To others it was a pearl of underachievement. No new targets were set for slashing gases such as carbon dioxide and methane that scientists warn are overheating the atmosphere. When developing nations proposed creating a $30 billion fund to back green jobs and environmentally sustainable initiatives, the richest countries played deaf, distracted perhaps by the euro-zone crisis.

Doyle MacManus thinks Mitt Romney has an arithmetic problem: His defense numbers don't add up with the rest of his program.

Paul Krugman gives us another old date to be wary of:

Among economists who know their history, the mere mention of certain years evokes shivers.

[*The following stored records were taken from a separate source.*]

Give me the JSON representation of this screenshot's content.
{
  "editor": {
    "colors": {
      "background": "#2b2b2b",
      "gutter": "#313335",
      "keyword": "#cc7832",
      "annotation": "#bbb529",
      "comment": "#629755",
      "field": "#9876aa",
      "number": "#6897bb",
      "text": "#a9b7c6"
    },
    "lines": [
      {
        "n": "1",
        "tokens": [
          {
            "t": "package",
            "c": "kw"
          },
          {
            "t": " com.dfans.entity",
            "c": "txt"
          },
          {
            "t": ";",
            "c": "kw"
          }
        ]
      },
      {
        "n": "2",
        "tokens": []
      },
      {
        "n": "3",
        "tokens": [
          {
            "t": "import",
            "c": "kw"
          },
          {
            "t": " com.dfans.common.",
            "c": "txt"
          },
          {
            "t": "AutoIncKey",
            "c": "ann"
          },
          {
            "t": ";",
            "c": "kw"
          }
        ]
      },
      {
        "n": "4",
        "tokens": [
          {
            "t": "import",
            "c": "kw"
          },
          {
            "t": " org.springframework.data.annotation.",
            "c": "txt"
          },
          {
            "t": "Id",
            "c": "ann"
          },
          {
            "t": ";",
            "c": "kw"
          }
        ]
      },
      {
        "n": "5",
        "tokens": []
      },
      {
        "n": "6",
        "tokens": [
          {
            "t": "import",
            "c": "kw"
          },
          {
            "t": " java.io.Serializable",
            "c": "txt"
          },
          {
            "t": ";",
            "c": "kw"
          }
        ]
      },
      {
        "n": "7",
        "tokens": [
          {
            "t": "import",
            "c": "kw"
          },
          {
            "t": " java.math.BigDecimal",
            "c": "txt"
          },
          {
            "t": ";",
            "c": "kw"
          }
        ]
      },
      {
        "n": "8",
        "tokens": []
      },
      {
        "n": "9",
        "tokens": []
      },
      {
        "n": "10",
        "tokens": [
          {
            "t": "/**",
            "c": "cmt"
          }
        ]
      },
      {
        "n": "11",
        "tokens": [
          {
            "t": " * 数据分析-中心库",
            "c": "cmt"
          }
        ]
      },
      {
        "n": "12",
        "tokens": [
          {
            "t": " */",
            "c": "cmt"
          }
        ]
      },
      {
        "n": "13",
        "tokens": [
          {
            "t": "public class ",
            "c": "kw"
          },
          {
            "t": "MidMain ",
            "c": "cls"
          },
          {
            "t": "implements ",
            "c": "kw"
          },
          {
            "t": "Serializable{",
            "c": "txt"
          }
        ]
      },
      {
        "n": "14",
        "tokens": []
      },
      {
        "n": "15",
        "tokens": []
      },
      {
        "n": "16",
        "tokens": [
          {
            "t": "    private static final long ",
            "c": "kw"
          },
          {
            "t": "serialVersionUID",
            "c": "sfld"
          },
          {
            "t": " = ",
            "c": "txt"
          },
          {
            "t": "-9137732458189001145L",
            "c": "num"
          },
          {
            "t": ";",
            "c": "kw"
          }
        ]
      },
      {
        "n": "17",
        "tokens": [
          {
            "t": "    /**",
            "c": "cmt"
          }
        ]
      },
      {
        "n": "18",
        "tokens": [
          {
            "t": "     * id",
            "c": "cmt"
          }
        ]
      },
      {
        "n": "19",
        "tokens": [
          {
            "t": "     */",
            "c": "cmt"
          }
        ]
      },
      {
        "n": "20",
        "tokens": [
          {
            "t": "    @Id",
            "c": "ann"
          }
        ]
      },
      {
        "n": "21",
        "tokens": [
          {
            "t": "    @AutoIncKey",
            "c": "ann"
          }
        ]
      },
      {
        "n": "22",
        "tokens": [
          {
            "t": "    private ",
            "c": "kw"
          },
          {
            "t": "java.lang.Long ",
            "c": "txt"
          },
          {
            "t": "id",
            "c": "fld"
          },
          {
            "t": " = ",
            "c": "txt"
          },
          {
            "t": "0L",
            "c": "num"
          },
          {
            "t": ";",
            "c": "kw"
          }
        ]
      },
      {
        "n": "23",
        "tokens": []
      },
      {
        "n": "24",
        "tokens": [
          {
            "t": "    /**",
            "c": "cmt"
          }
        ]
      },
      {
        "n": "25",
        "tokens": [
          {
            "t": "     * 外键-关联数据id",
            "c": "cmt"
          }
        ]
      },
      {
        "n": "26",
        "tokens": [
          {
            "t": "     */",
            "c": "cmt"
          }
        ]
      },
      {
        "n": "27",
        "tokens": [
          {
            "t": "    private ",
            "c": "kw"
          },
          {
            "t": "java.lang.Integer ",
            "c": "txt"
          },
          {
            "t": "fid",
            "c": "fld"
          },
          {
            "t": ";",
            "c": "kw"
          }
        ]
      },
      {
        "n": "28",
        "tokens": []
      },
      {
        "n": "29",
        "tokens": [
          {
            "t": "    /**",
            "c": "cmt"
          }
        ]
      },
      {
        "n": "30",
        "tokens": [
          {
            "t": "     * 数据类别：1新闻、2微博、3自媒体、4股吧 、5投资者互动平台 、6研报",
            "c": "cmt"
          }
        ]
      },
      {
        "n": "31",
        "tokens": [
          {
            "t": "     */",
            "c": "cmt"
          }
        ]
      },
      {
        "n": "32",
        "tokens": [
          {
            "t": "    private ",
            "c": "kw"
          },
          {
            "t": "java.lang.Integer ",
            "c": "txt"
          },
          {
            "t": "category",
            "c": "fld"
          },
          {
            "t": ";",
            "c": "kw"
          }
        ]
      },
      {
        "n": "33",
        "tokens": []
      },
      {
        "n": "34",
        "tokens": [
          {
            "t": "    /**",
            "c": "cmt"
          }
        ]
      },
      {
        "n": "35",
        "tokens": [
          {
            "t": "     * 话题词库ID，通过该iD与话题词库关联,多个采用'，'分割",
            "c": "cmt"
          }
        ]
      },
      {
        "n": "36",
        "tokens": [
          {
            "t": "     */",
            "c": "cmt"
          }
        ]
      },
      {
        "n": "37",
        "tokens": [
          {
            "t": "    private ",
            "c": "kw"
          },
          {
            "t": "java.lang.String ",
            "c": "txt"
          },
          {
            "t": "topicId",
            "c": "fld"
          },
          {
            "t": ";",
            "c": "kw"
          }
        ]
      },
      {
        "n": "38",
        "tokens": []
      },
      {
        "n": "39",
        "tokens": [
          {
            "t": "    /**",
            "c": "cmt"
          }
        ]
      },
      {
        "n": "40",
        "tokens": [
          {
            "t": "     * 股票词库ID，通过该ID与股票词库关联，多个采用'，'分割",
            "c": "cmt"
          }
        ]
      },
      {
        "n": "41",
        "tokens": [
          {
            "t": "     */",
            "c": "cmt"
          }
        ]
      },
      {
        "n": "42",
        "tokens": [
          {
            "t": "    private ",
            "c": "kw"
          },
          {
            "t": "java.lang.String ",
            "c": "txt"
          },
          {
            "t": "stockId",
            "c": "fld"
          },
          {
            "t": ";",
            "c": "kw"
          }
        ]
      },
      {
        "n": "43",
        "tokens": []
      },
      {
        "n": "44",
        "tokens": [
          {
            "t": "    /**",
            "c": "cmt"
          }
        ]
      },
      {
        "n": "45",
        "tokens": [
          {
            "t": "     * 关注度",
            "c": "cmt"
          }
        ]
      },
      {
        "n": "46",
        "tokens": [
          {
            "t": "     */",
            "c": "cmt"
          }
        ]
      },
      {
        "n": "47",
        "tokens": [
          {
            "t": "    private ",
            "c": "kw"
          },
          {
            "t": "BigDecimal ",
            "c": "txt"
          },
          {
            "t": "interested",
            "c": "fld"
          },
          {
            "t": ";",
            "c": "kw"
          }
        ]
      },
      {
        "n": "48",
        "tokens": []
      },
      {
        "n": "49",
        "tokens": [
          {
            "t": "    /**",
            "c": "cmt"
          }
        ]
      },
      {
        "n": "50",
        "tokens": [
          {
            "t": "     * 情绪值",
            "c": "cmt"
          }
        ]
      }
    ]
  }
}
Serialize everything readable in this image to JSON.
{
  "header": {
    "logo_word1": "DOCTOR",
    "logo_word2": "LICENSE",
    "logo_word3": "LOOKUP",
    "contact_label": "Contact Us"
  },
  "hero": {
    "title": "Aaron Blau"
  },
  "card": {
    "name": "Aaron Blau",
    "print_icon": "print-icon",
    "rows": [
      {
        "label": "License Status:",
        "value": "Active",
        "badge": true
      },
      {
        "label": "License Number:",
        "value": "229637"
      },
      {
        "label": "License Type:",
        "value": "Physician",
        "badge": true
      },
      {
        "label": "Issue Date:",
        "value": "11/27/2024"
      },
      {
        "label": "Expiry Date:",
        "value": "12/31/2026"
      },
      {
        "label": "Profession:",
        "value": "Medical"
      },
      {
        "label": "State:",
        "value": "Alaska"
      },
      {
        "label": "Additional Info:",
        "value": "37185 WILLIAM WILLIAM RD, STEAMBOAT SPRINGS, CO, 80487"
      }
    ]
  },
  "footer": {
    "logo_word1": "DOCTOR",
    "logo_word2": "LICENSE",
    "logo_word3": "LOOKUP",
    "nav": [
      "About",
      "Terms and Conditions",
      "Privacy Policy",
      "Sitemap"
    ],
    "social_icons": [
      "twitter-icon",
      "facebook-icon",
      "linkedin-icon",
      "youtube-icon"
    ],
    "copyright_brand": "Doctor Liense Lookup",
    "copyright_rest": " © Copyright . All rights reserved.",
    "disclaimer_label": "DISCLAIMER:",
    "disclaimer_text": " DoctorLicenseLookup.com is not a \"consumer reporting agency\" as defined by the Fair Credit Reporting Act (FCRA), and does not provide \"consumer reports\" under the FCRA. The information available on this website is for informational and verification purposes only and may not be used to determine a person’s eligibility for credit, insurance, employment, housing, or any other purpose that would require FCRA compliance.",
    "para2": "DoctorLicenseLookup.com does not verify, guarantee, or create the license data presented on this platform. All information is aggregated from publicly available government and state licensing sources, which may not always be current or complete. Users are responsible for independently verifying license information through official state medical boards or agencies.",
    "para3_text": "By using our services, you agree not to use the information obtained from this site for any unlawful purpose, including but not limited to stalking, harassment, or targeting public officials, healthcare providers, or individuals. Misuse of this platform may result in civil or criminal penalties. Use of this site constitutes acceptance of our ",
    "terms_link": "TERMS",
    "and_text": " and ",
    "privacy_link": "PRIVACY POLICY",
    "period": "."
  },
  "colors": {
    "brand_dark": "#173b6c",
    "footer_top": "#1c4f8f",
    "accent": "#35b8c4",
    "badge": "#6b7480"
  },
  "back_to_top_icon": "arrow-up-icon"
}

For example, three years ago Christina Romer, then the head of President Obama's Council of Economic Advisers, warned politicians not to re-enact 1937'the year F.D.R. shifted, far too soon, from fiscal stimulus to austerity, plunging the recovering economy back into recession. Unfortunately, this advice was ignored.

But now I'm hearing more and more about an even more fateful year. Suddenly normally calm economists are talking about 1931, the year everything fell apart.

Jimmy Carter:
Revelations that top officials are targeting people to be assassinated abroad, including American citizens, are only the most recent, disturbing proof of how far our nation's violation of human rights has extended. This development began after the terrorist attacks of Sept. 11, 2001, and has been sanctioned and escalated by bipartisan executive and legislative actions, without dissent from the general public. As a result, our country can no longer speak with moral authority on these critical issues.
Tom Philpott:
Deeply flawed, yet not as bad as it could have been, the Senate farm bill now goes to the House. There, Tea Party stalwarts bearing sharp knives will hack away at it'targeting anti-hunger programs like SNAP and the Know Your Farmer initiatives, while leaving the handouts to Big Ag intact. But, who knows, maybe the House version, too, will energe not quite as bad as expected.
Richard Kim says David Blankenhorn recent about-face on marriage equality is okay as far as it goes, but it doesn't go half far enough:
As the founder of the Institute for American Values, Blakenhorn has attacked single mothers, championed federal marriage promotion as welfare policy, railed against cohabitation and no-fault divorce and opposed access to new reproductive technologies. One of his institute's latest crusades has been against anonymous sperm donors because it leads to 'fatherless' children, an abiding preoccupation of his. Suffice to say, I don't agree with any of this. I think divorce can be a great thing'as anyone leaving an abusive marriage might confirm. And I think all the debates over which type of family produces the best outcomes for children ought to be meaningless as a matter of state policy. Gay or straight, single or married, let's try to create the conditions in which all families can succeed. Blankenhorn sees an inner circle of honor and benefits that should be attached to marriage, and he's now extended that circle to include gays and lesbians. I want to scramble that circle.
Richard Wolff says there is an alternative to capitalism. It's the Mondragon Co-operative Corporation in Spain, proof that a broken system that creates vast inequality is not the only choice.